Psychologists have researched the issue of competency to stand trial, developed assessment strategies, and implemented treatment approaches to restore individuals’ overall competence. The defendant’s cognitive functioning is of central importance in evaluating any form of competence. Similarly, a defendant’s ability to communicate mitigating factors effectively to his or her attorney is essential. Many measures have aided in the evaluation of an individual’s overall competency. These include the Competency Screening Test (CST), the Competency Assessment Instrument (CAI), the Georgia Court Competency Test (GCCT-MSH), the Interdisciplinary Fitness Interview (IFI), the Fitness Interview Test (FIT-R), the MacArthur Competence Assessment Tool-Criminal Adjudication (MacCAT-CA), and the Evaluation of Competence to Stand Trial-Revised (ECST-R). These measures provide a clinician with information relevant to an individual’s competence to stand trial; however, there are minimal assessment guidelines and no accepted measures to evaluate competence to be sentenced. A comprehensive evaluation should be conducted to assess a defendant’s intellect, his or her personality, and any underlying psychopathology, in addition to the basic competency criteria. As mentioned above, if a defendant is found not competent to be sentenced, the question of possible restoration to competence must be dealt with. Restoration to competence may achieved by the use of psycho-education, medication, or individual therapy.
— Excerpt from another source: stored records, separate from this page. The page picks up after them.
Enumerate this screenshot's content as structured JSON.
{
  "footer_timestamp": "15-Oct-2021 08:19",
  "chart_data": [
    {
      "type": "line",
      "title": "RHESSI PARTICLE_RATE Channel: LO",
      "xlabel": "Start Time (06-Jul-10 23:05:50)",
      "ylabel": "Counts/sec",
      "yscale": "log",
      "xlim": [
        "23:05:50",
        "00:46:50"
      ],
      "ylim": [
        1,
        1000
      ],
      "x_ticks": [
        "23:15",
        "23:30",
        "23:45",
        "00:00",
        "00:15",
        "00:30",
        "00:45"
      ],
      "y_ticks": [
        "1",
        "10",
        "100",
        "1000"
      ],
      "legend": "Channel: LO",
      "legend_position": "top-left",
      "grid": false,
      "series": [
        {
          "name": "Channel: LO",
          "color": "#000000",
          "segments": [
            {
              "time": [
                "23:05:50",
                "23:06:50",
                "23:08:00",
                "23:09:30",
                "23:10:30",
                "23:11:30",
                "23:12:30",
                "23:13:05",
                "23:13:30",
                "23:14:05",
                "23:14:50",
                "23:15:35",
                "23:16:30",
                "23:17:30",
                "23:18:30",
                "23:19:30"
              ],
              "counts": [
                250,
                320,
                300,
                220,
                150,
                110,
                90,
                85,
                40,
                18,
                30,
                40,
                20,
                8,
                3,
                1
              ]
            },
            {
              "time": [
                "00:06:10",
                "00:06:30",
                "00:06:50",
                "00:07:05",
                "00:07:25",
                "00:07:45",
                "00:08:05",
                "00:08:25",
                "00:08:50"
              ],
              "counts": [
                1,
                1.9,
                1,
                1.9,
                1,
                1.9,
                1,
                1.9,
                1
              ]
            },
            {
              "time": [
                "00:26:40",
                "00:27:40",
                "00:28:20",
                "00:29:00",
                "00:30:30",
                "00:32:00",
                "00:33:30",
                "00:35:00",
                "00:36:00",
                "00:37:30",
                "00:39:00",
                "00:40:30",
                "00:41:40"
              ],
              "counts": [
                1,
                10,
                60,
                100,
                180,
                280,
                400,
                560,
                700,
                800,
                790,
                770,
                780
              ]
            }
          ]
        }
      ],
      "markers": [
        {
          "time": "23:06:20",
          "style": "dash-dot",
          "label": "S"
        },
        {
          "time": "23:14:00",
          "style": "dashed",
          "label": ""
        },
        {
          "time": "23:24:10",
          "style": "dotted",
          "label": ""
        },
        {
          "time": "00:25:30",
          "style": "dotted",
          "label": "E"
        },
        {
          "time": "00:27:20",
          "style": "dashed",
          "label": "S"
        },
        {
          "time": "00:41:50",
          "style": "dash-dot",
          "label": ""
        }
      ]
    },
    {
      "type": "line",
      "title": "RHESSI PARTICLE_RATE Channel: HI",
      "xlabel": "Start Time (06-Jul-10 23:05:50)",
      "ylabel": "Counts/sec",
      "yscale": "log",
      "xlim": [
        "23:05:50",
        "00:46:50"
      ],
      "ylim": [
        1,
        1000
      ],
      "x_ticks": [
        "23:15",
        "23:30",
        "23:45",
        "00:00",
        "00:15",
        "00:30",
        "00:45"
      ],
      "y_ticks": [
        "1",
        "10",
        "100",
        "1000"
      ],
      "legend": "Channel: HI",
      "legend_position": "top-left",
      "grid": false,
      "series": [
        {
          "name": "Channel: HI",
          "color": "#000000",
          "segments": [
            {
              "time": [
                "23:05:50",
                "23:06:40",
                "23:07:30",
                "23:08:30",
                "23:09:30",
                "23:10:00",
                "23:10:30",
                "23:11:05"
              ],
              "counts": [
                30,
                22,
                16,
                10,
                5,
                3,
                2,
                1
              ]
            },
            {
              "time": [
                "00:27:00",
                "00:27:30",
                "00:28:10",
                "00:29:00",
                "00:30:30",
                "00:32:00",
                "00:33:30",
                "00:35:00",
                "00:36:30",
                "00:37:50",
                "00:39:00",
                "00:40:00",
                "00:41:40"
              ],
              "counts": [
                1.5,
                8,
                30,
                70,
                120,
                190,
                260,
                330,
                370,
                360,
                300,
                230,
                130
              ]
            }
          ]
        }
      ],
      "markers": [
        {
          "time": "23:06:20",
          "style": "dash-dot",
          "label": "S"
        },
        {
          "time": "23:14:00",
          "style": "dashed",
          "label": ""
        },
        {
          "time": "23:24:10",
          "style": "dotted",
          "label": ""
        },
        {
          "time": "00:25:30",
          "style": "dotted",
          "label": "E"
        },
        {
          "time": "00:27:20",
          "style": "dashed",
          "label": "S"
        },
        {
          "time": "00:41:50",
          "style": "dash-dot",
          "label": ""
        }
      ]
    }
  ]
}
Individuals with mental retardation or metal illness, juveniles, and people suffering from dementia are at higher risk of being found incompetent to be sentenced. These groups are identified as “at risk” due to limitations in rational understanding and abstract thinking. By definition, individuals with mental retardation have below-average intellectual abilities and impaired adaptive behavior, which affect all aspects of competency. Juveniles are labeled at risk because they are considered developmentally and psychosocially immature. Children typically develop higher-order processing and reasoning abilities as they mature. Although there is no exact age at which children develop this reasoning ability, the idea that juvenile offenders should be treated differently from adult offenders has long been an accepted legal premise. Research has focused on determining whether a juvenile possesses the minimal reasoning ability required to be found legally competent. The findings indicate that juveniles who lack developmental and psychosocial maturity (a) may not fully appreciate the long-term consequences of their decisions, (b) may yield to peer influence, and (c) may minimize the ramifications and risk of being found guilty. These limitations would lead to impaired decision making. People with mental illness and/or dementia, on the other hand, sometimes lose their ability to reason abstractly and to understand legal processes.

References:

  1. Cunningham, M. D., & Goldstein, A. M. (2003). Sentencing determinations in death penalty cases. In A. M. Goldstein (Ed.), Handbook of psychology: Vol. 11. Forensic psychology (pp. 407—136.). Hoboken, NJ: Wiley.
  2. Dusky v. United States, 362 U.S. 402 (1960).
  3. Melton, G. G., Petrila, J., Poythress, N. G., & Slobogin, C. (1997). Psychological evaluations for the courts: A handbook for mental health professionals and lawyers (2nd ed.). New York: Guilford Press.